# ACER 7520G geht nicht mehr an



## danomat (30. Januar 2011)

gerade eben is mir der laptop flöten gegangen.  runtergefahren ist er noch ganz normal.  

bei anmachen läuft kurz der lüfter an, licht und diode leuchten und dann geht der lüfter aus, nix passiert, und ein krachen in der festplatte is dann alle paar sekunden zu hören.  

bild seh ich gar keins. wenn ich auf dem blinkenden power knopf bleib lässt er sich auch nicht ausschalten. ich muss erst das netzkabel wieder trennen.

egal ob mit akku oder netzteil.

google hat mir nur einen ähnlichen fall ausgespuckt bei dem der ram nicht richtig eingesteckt war. hab dann mal aufgemacht aber der sitzt soweit ich das seh richtig drinn.  lüfter hab ich auch mal saubergemacht.

was könnte das sein?

ps: der is schon über 2 jahre alt, also wohl keine granatie mehr


----------



## beren2707 (30. Januar 2011)

Hatte was ähnliches letztens bei nem HP 550, da hatte die Festplatte den Geist aufgegeben. Dies hatte dazu geführt, dass man nicht mal mehr ins BIOS kam, nur ein Piepen und die Festplatte hat ordentlich gekracht ->HDD ausbauen und testen, ob du ohne Platte wieder ein Bild bekommst und ins BIOS kommst.


----------



## windwusel (30. Januar 2011)

Interessant  Hab genau das gleiche Laptop @ danomat...
Habs nun ca 4 jahre und war auch schon 3 mal in reparatur  und zwar 1 mal genau wegen dem gleichen fehler wie bei dir. Ich such mal den Zettet von der reparatur raus, da steht druff was der fehler war.
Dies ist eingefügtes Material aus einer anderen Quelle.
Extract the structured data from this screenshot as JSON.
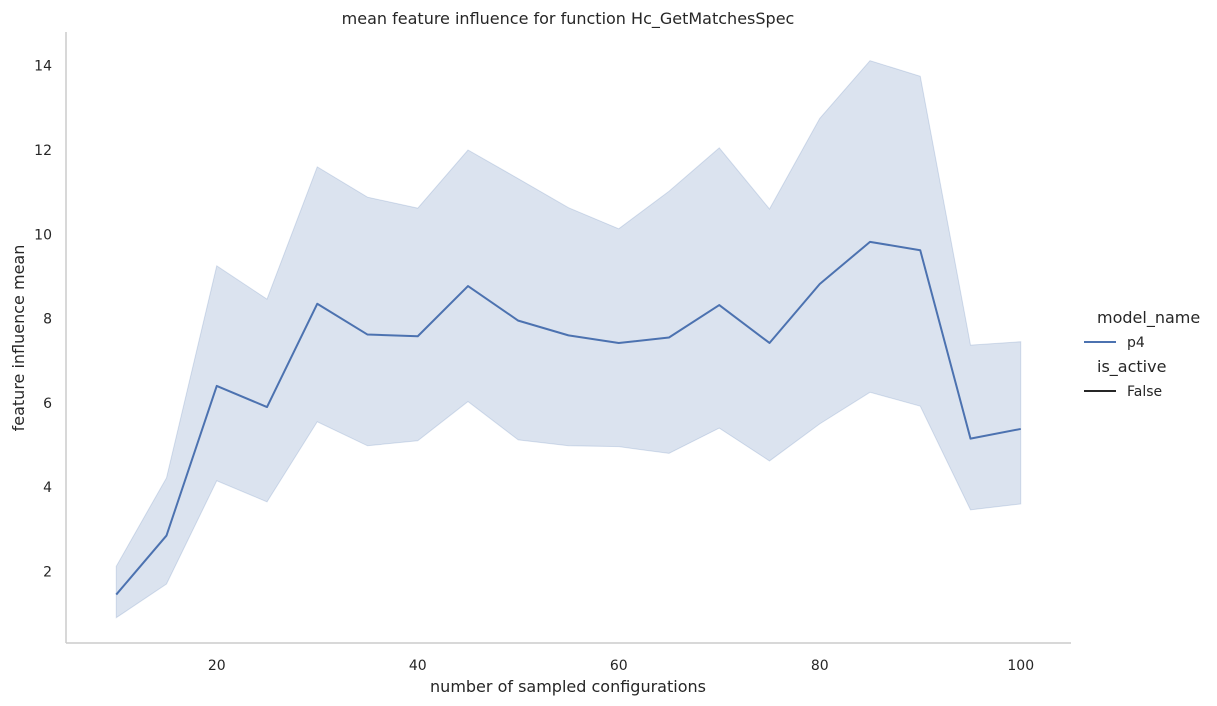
{
  "chart_data": {
    "type": "line",
    "title": "mean feature influence for function Hc_GetMatchesSpec",
    "xlabel": "number of sampled configurations",
    "ylabel": "feature influence mean",
    "xlim": [
      5,
      105
    ],
    "ylim": [
      0.3,
      14.8
    ],
    "xticks": [
      20,
      40,
      60,
      80,
      100
    ],
    "yticks": [
      2,
      4,
      6,
      8,
      10,
      12,
      14
    ],
    "grid": false,
    "legend_position": "right",
    "legend": [
      {
        "title": "model_name",
        "entries": [
          {
            "label": "p4",
            "color": "#4c72b0"
          }
        ]
      },
      {
        "title": "is_active",
        "entries": [
          {
            "label": "False",
            "color": "#262626"
          }
        ]
      }
    ],
    "series": [
      {
        "name": "p4",
        "color": "#4c72b0",
        "x": [
          10,
          15,
          20,
          25,
          30,
          35,
          40,
          45,
          50,
          55,
          60,
          65,
          70,
          75,
          80,
          85,
          90,
          95,
          100
        ],
        "y": [
          1.45,
          2.85,
          6.4,
          5.9,
          8.35,
          7.62,
          7.58,
          8.77,
          7.95,
          7.6,
          7.42,
          7.55,
          8.32,
          7.42,
          8.82,
          9.82,
          9.62,
          5.15,
          5.38
        ],
        "ci_lower": [
          0.9,
          1.7,
          4.15,
          3.65,
          5.55,
          4.98,
          5.1,
          6.03,
          5.12,
          4.98,
          4.96,
          4.8,
          5.4,
          4.62,
          5.5,
          6.25,
          5.92,
          3.46,
          3.6
        ],
        "ci_upper": [
          2.12,
          4.22,
          9.25,
          8.46,
          11.6,
          10.88,
          10.62,
          12.0,
          11.32,
          10.63,
          10.13,
          11.02,
          12.05,
          10.6,
          12.75,
          14.12,
          13.75,
          7.37,
          7.45
        ]
      }
    ]
  }
}
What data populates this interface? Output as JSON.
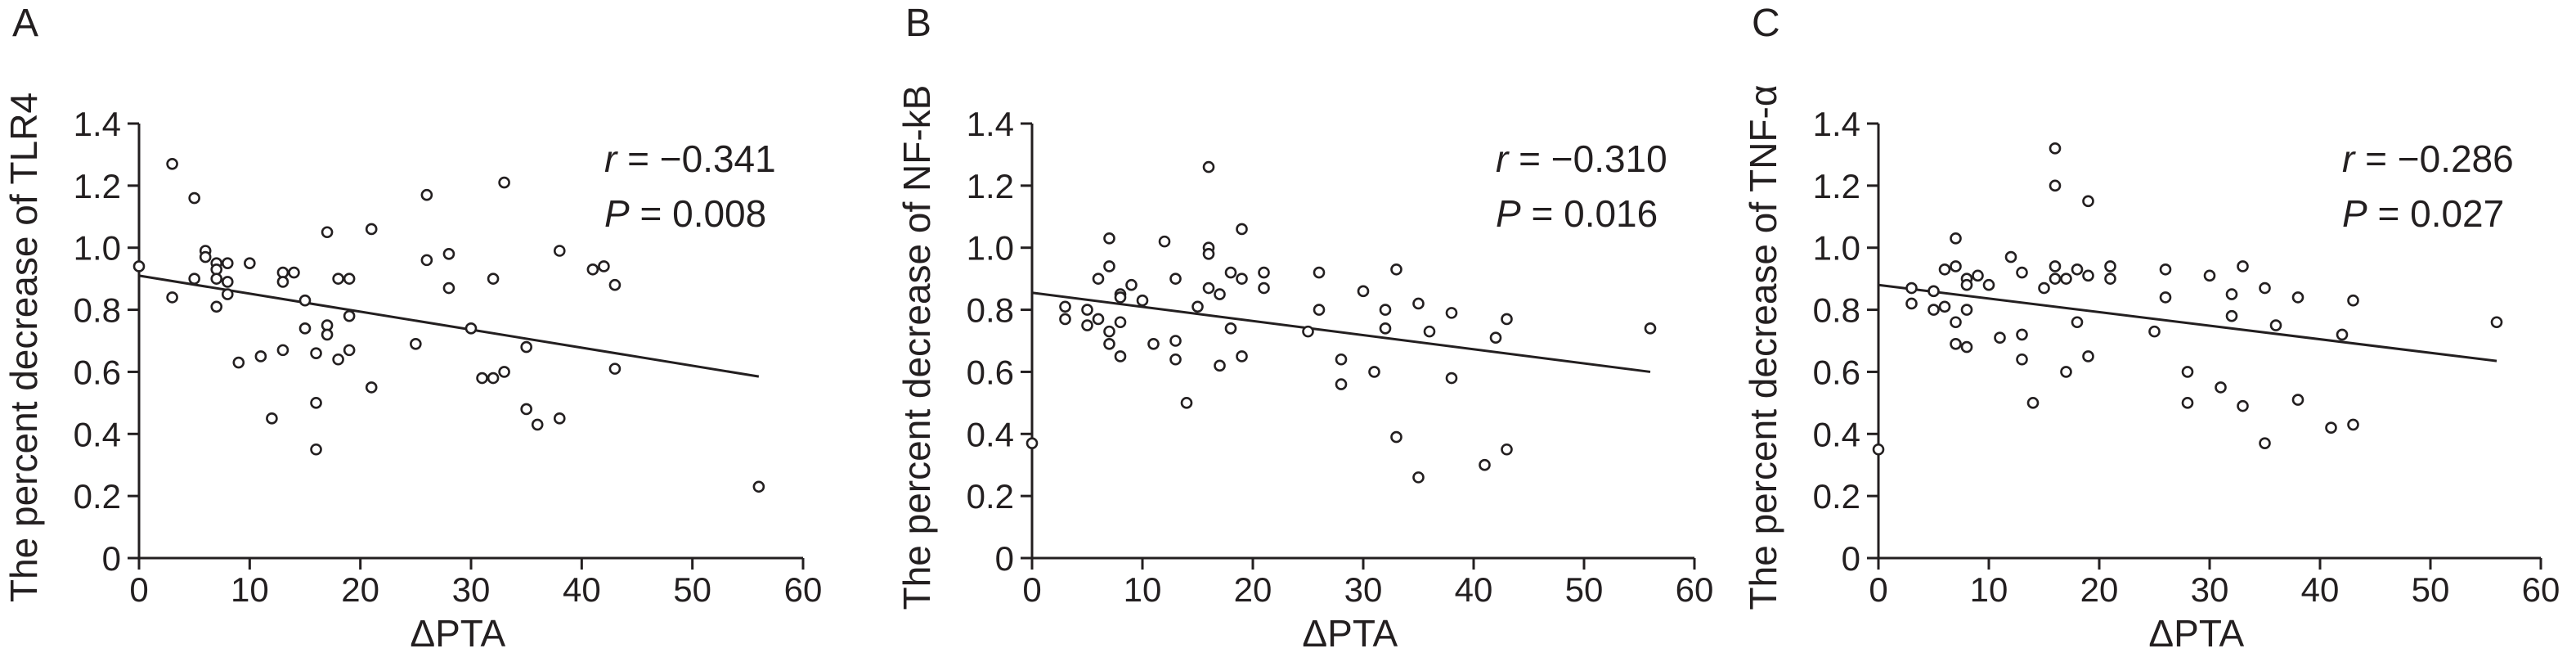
{
  "colors": {
    "ink": "#231f20",
    "background": "#ffffff"
  },
  "chart_data": [
    {
      "panel": "A",
      "type": "scatter",
      "xlabel": "ΔPTA",
      "ylabel": "The percent decrease of TLR4",
      "xlim": [
        0,
        60
      ],
      "ylim": [
        0,
        1.4
      ],
      "xticks": [
        "0",
        "10",
        "20",
        "30",
        "40",
        "50",
        "60"
      ],
      "yticks": [
        "0",
        "0.2",
        "0.4",
        "0.6",
        "0.8",
        "1.0",
        "1.2",
        "1.4"
      ],
      "grid": false,
      "stat": {
        "r_symbol": "r",
        "r_text": " = −0.341",
        "p_symbol": "P",
        "p_text": " = 0.008"
      },
      "regression_line": {
        "x": [
          0,
          56
        ],
        "y": [
          0.91,
          0.585
        ]
      },
      "points": [
        [
          0,
          0.94
        ],
        [
          3,
          0.84
        ],
        [
          3,
          1.27
        ],
        [
          5,
          1.16
        ],
        [
          5,
          0.9
        ],
        [
          6,
          0.99
        ],
        [
          6,
          0.97
        ],
        [
          7,
          0.95
        ],
        [
          7,
          0.93
        ],
        [
          7,
          0.9
        ],
        [
          7,
          0.81
        ],
        [
          8,
          0.95
        ],
        [
          8,
          0.89
        ],
        [
          8,
          0.85
        ],
        [
          9,
          0.63
        ],
        [
          10,
          0.95
        ],
        [
          11,
          0.65
        ],
        [
          12,
          0.45
        ],
        [
          13,
          0.92
        ],
        [
          13,
          0.89
        ],
        [
          13,
          0.67
        ],
        [
          14,
          0.92
        ],
        [
          15,
          0.83
        ],
        [
          15,
          0.74
        ],
        [
          16,
          0.66
        ],
        [
          16,
          0.5
        ],
        [
          16,
          0.35
        ],
        [
          17,
          1.05
        ],
        [
          17,
          0.75
        ],
        [
          17,
          0.72
        ],
        [
          18,
          0.9
        ],
        [
          18,
          0.64
        ],
        [
          19,
          0.9
        ],
        [
          19,
          0.78
        ],
        [
          19,
          0.67
        ],
        [
          21,
          1.06
        ],
        [
          21,
          0.55
        ],
        [
          25,
          0.69
        ],
        [
          26,
          1.17
        ],
        [
          26,
          0.96
        ],
        [
          28,
          0.98
        ],
        [
          28,
          0.87
        ],
        [
          30,
          0.74
        ],
        [
          31,
          0.58
        ],
        [
          32,
          0.58
        ],
        [
          32,
          0.9
        ],
        [
          33,
          1.21
        ],
        [
          33,
          0.6
        ],
        [
          35,
          0.68
        ],
        [
          35,
          0.48
        ],
        [
          36,
          0.43
        ],
        [
          38,
          0.99
        ],
        [
          38,
          0.45
        ],
        [
          41,
          0.93
        ],
        [
          42,
          0.94
        ],
        [
          43,
          0.88
        ],
        [
          43,
          0.61
        ],
        [
          56,
          0.23
        ]
      ]
    },
    {
      "panel": "B",
      "type": "scatter",
      "xlabel": "ΔPTA",
      "ylabel": "The percent decrease of NF-kB",
      "xlim": [
        0,
        60
      ],
      "ylim": [
        0,
        1.4
      ],
      "xticks": [
        "0",
        "10",
        "20",
        "30",
        "40",
        "50",
        "60"
      ],
      "yticks": [
        "0",
        "0.2",
        "0.4",
        "0.6",
        "0.8",
        "1.0",
        "1.2",
        "1.4"
      ],
      "grid": false,
      "stat": {
        "r_symbol": "r",
        "r_text": " = −0.310",
        "p_symbol": "P",
        "p_text": " = 0.016"
      },
      "regression_line": {
        "x": [
          0,
          56
        ],
        "y": [
          0.855,
          0.6
        ]
      },
      "points": [
        [
          0,
          0.37
        ],
        [
          3,
          0.81
        ],
        [
          3,
          0.77
        ],
        [
          5,
          0.8
        ],
        [
          5,
          0.75
        ],
        [
          6,
          0.9
        ],
        [
          6,
          0.77
        ],
        [
          7,
          1.03
        ],
        [
          7,
          0.94
        ],
        [
          7,
          0.73
        ],
        [
          7,
          0.69
        ],
        [
          8,
          0.85
        ],
        [
          8,
          0.84
        ],
        [
          8,
          0.76
        ],
        [
          8,
          0.65
        ],
        [
          9,
          0.88
        ],
        [
          10,
          0.83
        ],
        [
          11,
          0.69
        ],
        [
          12,
          1.02
        ],
        [
          13,
          0.9
        ],
        [
          13,
          0.7
        ],
        [
          13,
          0.64
        ],
        [
          14,
          0.5
        ],
        [
          15,
          0.81
        ],
        [
          16,
          1.26
        ],
        [
          16,
          1.0
        ],
        [
          16,
          0.98
        ],
        [
          16,
          0.87
        ],
        [
          17,
          0.85
        ],
        [
          17,
          0.62
        ],
        [
          18,
          0.92
        ],
        [
          18,
          0.74
        ],
        [
          19,
          1.06
        ],
        [
          19,
          0.9
        ],
        [
          19,
          0.65
        ],
        [
          21,
          0.92
        ],
        [
          21,
          0.87
        ],
        [
          25,
          0.73
        ],
        [
          26,
          0.92
        ],
        [
          26,
          0.8
        ],
        [
          28,
          0.64
        ],
        [
          28,
          0.56
        ],
        [
          30,
          0.86
        ],
        [
          31,
          0.6
        ],
        [
          32,
          0.8
        ],
        [
          32,
          0.74
        ],
        [
          33,
          0.93
        ],
        [
          33,
          0.39
        ],
        [
          35,
          0.82
        ],
        [
          35,
          0.26
        ],
        [
          36,
          0.73
        ],
        [
          38,
          0.79
        ],
        [
          38,
          0.58
        ],
        [
          41,
          0.3
        ],
        [
          42,
          0.71
        ],
        [
          43,
          0.77
        ],
        [
          43,
          0.35
        ],
        [
          56,
          0.74
        ]
      ]
    },
    {
      "panel": "C",
      "type": "scatter",
      "xlabel": "ΔPTA",
      "ylabel": "The percent decrease of TNF-α",
      "xlim": [
        0,
        60
      ],
      "ylim": [
        0,
        1.4
      ],
      "xticks": [
        "0",
        "10",
        "20",
        "30",
        "40",
        "50",
        "60"
      ],
      "yticks": [
        "0",
        "0.2",
        "0.4",
        "0.6",
        "0.8",
        "1.0",
        "1.2",
        "1.4"
      ],
      "grid": false,
      "stat": {
        "r_symbol": "r",
        "r_text": " = −0.286",
        "p_symbol": "P",
        "p_text": " = 0.027"
      },
      "regression_line": {
        "x": [
          0,
          56
        ],
        "y": [
          0.88,
          0.635
        ]
      },
      "points": [
        [
          0,
          0.35
        ],
        [
          3,
          0.87
        ],
        [
          3,
          0.82
        ],
        [
          5,
          0.86
        ],
        [
          5,
          0.8
        ],
        [
          6,
          0.93
        ],
        [
          6,
          0.81
        ],
        [
          7,
          1.03
        ],
        [
          7,
          0.94
        ],
        [
          7,
          0.76
        ],
        [
          7,
          0.69
        ],
        [
          8,
          0.9
        ],
        [
          8,
          0.88
        ],
        [
          8,
          0.8
        ],
        [
          8,
          0.68
        ],
        [
          9,
          0.91
        ],
        [
          10,
          0.88
        ],
        [
          11,
          0.71
        ],
        [
          12,
          0.97
        ],
        [
          13,
          0.92
        ],
        [
          13,
          0.72
        ],
        [
          13,
          0.64
        ],
        [
          14,
          0.5
        ],
        [
          15,
          0.87
        ],
        [
          16,
          1.32
        ],
        [
          16,
          1.2
        ],
        [
          16,
          0.94
        ],
        [
          16,
          0.9
        ],
        [
          17,
          0.9
        ],
        [
          17,
          0.6
        ],
        [
          18,
          0.93
        ],
        [
          18,
          0.76
        ],
        [
          19,
          1.15
        ],
        [
          19,
          0.91
        ],
        [
          19,
          0.65
        ],
        [
          21,
          0.94
        ],
        [
          21,
          0.9
        ],
        [
          25,
          0.73
        ],
        [
          26,
          0.93
        ],
        [
          26,
          0.84
        ],
        [
          28,
          0.6
        ],
        [
          28,
          0.5
        ],
        [
          30,
          0.91
        ],
        [
          31,
          0.55
        ],
        [
          32,
          0.85
        ],
        [
          32,
          0.78
        ],
        [
          33,
          0.94
        ],
        [
          33,
          0.49
        ],
        [
          35,
          0.87
        ],
        [
          35,
          0.37
        ],
        [
          36,
          0.75
        ],
        [
          38,
          0.84
        ],
        [
          38,
          0.51
        ],
        [
          41,
          0.42
        ],
        [
          42,
          0.72
        ],
        [
          43,
          0.83
        ],
        [
          43,
          0.43
        ],
        [
          56,
          0.76
        ]
      ]
    }
  ]
}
Edit: Öhmm...  Fehlerdiagnose: Mainboard gewechselt 
       Das ist nutürlich schlecht das du nun keine Garantie mehr hast.


----------



## danomat (30. Januar 2011)

Werd's mal versuchen. Gibts irgendwo nen Bauplan?


----------



## beren2707 (30. Januar 2011)

Hab noch iwo n Bild von der Unterseite, dann kann ichs dir zeigen, mom...



			Dieser Inhalt steht nur eingeloggten Mitgliedern zur Verfügung.
        



Edit: Hier die Rückseite deines Laptops, unter der Klappe Nr. 5 befindet sich deine Festplatte. Hoffe, ich hab das richtige Bild gefunden^^


----------



## danomat (30. Januar 2011)

Werd ich testen

Danke für die Info.


----------